Indigofera (which means ‘bearing indigo’) is a cosmopolitan genus of some 700 legume species found in subtropical and tropical areas. However, since Indigofera tinctoria has been grown, moved and used by people in Asia, Africa and the Middle East for millennia, the species’ native range cannot be determined with precision.
Indigofera tinctoria is a shrub which can be managed as an annual or perennial depending on where and how it is cultivated. As a legume it can be used to fix nitrogen from the atmosphere and improve soils. However, historically, the plant’s most important use has been as a dye plant, a source of the blue pigment indigo. For example, in India, indigo has been extracted from the plant for at least 5,000 years.
To extract the dye, leaves are fermented in water. The solution is then aerated and treated with alkalis to convert the colourless, water-soluble indican, found inside the plant’s cells, into blue, insoluble indigotin. However, if this highly skilled process of dye production is to be profitable, it is essential to pay attention to the sources of the raw material and the timing of each of the many steps.
In addition to Indigofera tinctoria, other members of the genus produce indigotin. For example, the tropical American shrub Indigofera suffruticosa was an important source of indigo for pre-Colombian Mesoamerican cultures, and became widely cultivated in pre-Revolutionary North America. Indigotin is also produced from other non-leguminous plants, of which the most famous is woad (Isatis tinctoria), a member of the cabbage family.
Until the eighteenth century, woad was the primary source of indigotin in western Europe, where the fertile areas needed for its cultivation frequently competed with areas needed for food production. Eventually, the local interests of British and European woad producers were sacrificed on the ebb and flow of imperial priorities that demanded high-value crops for cultivation in colonies. In Victorian India, the European conflict between woad and food production was repeated when famine hit areas of indigo cultivation.

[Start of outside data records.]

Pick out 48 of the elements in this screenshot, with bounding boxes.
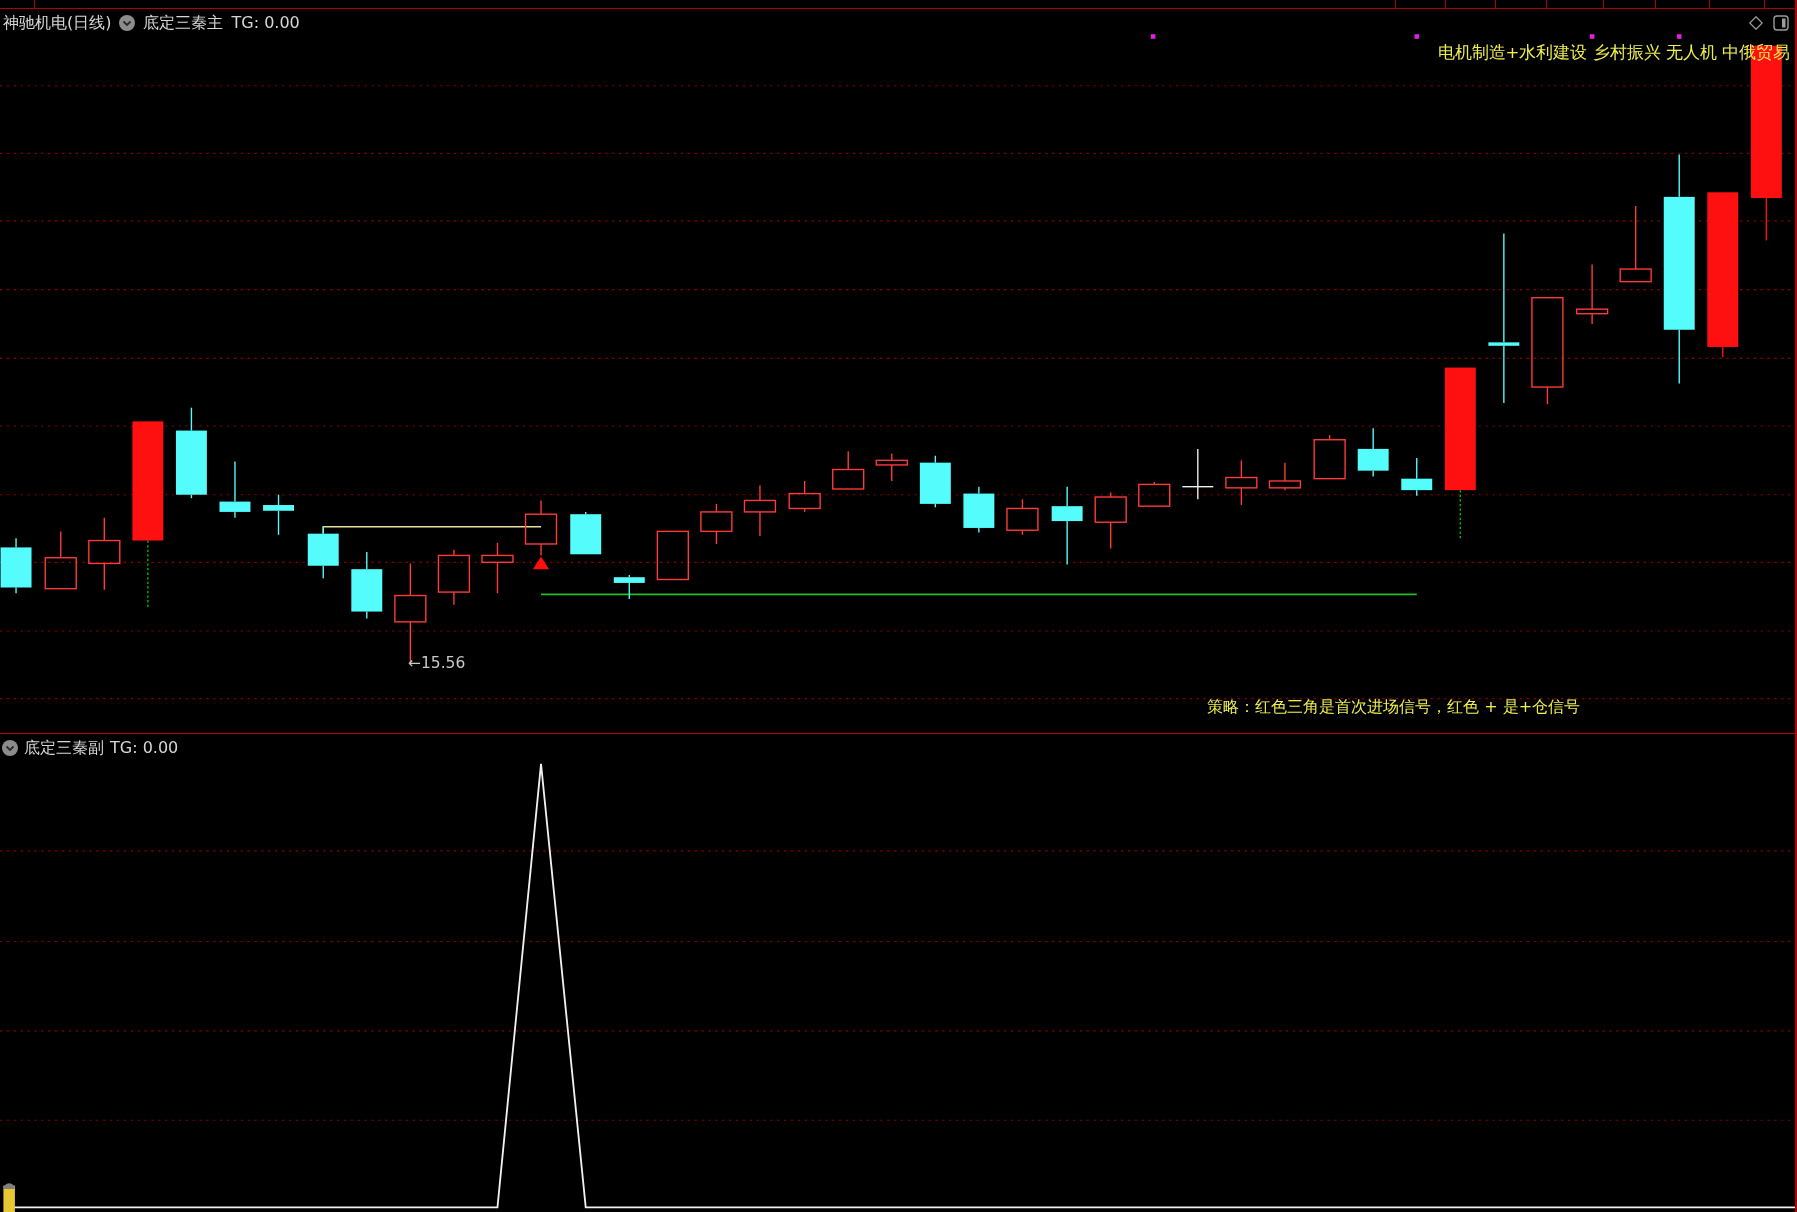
dotted-line — [1459, 489, 1461, 539]
handle-icon[interactable] — [3, 1183, 15, 1212]
candle — [44, 530, 77, 590]
candle — [1138, 481, 1171, 507]
candle — [700, 503, 733, 545]
strategy-note: 策略：红色三角是首次进场信号，红色 + 是+仓信号 — [1207, 697, 1581, 717]
dot-marker-icon — [1150, 34, 1156, 39]
candle — [0, 537, 32, 594]
candle — [1268, 461, 1302, 491]
candle — [1006, 498, 1039, 536]
candle — [1575, 263, 1609, 325]
doji-candle — [1181, 448, 1214, 500]
candle — [351, 551, 383, 620]
candle — [570, 511, 602, 555]
candle — [1401, 457, 1433, 497]
indicator-name: 底定三秦主 — [143, 13, 224, 33]
candle — [743, 484, 777, 537]
dot-marker-icon — [1676, 34, 1682, 39]
dot-marker-icon — [1414, 34, 1420, 39]
candle — [1357, 427, 1389, 478]
dot-marker-icon — [1589, 34, 1595, 39]
candle — [1313, 434, 1346, 480]
dotted-line — [147, 539, 149, 608]
candle — [919, 455, 951, 508]
candle — [656, 530, 689, 581]
candle — [788, 480, 821, 513]
diamond-icon[interactable] — [1749, 16, 1763, 30]
stock-title: 神驰机电(日线) — [3, 13, 112, 33]
candle — [524, 499, 558, 557]
dropdown-icon[interactable] — [119, 15, 136, 31]
candle — [1094, 491, 1127, 550]
indicator-name: 底定三秦副 — [24, 738, 104, 758]
tg-value: TG: 0.00 — [231, 13, 300, 33]
candle — [963, 486, 995, 534]
candle — [437, 549, 471, 606]
candle — [1225, 459, 1258, 506]
low-price-label: ←15.56 — [408, 653, 466, 672]
candle — [307, 526, 339, 580]
panel-toggle-icon[interactable] — [1773, 15, 1789, 31]
candle — [481, 542, 514, 594]
tg-value: TG: 0.00 — [110, 738, 179, 758]
candle — [263, 494, 294, 536]
candle — [875, 452, 908, 482]
dropdown-icon[interactable] — [2, 740, 18, 756]
candle — [219, 460, 251, 519]
candle — [613, 574, 645, 600]
triangle-marker-icon — [533, 556, 550, 570]
candle — [832, 450, 865, 490]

The interests of both woad and indigo producers were usurped in 1883 when the German chemist Adolph von Baeyer discovered how to synthesise indigotin artificially. In 1897, about 19,000 tonnes of plant-derive indigotin was produced annually – most of this came from Indigofera tinctoria; a century later a similar amount of indigotin was produced using Baeyer’s industrial process. Major users of indigo were manufacturers of the practical, hard-wearing cloth, denim.
Balfour-Paul J 2011. Indigo: Egyptian mummies to blue jeans. The British Museum.
Harris SA 2015. What have plants ever done for us? Bodleian Publishing, pp. 103-106.